Tuesday, February 06, 2007

Iraq's problems existed long before 2003. - By Christopher Hitchens - Slate Magazine

Iraq's problems existed long before 2003. - By Christopher Hitchens

Replying to Fareed Zakaria's observation in Newsweek, about Iraq and the Iraqis—that "We did not give them a republic. We gave them a civil war."—Charles Krauthammer, in our common sister paper the Washington Post, expressed a fine contempt:

Did Britain "give" India the Hindu-Muslim war of 1947-48 that killed a million souls and ethnically cleansed 12 million more? The Jewish-Arab wars in Palestine?

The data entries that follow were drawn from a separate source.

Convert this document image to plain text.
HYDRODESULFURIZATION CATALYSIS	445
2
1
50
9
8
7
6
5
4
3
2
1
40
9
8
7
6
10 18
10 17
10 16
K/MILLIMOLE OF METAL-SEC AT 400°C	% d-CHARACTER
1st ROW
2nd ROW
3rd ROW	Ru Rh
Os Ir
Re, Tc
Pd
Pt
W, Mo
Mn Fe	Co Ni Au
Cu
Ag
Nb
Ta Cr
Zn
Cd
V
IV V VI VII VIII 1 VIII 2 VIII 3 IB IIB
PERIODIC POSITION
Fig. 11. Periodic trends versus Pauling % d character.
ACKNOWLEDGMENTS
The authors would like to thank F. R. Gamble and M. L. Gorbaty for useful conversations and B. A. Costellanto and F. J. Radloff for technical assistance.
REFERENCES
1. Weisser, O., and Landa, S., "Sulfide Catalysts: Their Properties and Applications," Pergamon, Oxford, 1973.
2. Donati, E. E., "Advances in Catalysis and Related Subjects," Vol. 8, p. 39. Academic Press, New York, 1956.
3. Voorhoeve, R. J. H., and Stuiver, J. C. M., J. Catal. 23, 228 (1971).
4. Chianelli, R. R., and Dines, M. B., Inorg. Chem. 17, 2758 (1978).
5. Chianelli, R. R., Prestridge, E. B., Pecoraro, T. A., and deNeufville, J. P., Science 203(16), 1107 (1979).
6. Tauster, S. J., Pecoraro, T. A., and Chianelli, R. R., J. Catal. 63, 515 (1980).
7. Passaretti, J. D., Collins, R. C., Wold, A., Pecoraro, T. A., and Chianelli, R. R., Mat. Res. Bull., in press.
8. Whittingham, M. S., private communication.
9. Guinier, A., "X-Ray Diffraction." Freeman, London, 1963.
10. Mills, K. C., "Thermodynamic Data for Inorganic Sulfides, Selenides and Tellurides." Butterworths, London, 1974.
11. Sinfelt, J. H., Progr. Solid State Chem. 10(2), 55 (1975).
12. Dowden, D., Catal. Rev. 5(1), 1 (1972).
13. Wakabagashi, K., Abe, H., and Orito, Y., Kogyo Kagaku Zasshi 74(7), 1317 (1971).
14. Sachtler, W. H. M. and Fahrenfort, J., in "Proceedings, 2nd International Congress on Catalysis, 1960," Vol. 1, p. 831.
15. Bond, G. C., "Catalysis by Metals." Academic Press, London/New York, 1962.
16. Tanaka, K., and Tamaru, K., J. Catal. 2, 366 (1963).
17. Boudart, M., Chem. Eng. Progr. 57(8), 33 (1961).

Alas, the answer to the above sarcastic questions is "yes." (In the first instance by staying several decades too long and then compounding the mistake by leaving much too fast—even unilaterally advancing the date of independence so as to speed up the scuttle—and by capitulating to Muslim League demands for partition; and in the second instance by promising Palestine at different times to both the Zionist and Arab nationalist movements.) However, this unpleasant historical fact—which has its own implications for Iraq—does not acquit Zakaria's remark of the charge of being morally idle. In many other people's minds, too, there is the unspoken assumption that what the United States does in Iraq is a fully determined action, whereas what other people do is simply a consequence of that action, with no independent or autonomous "agency" of its own.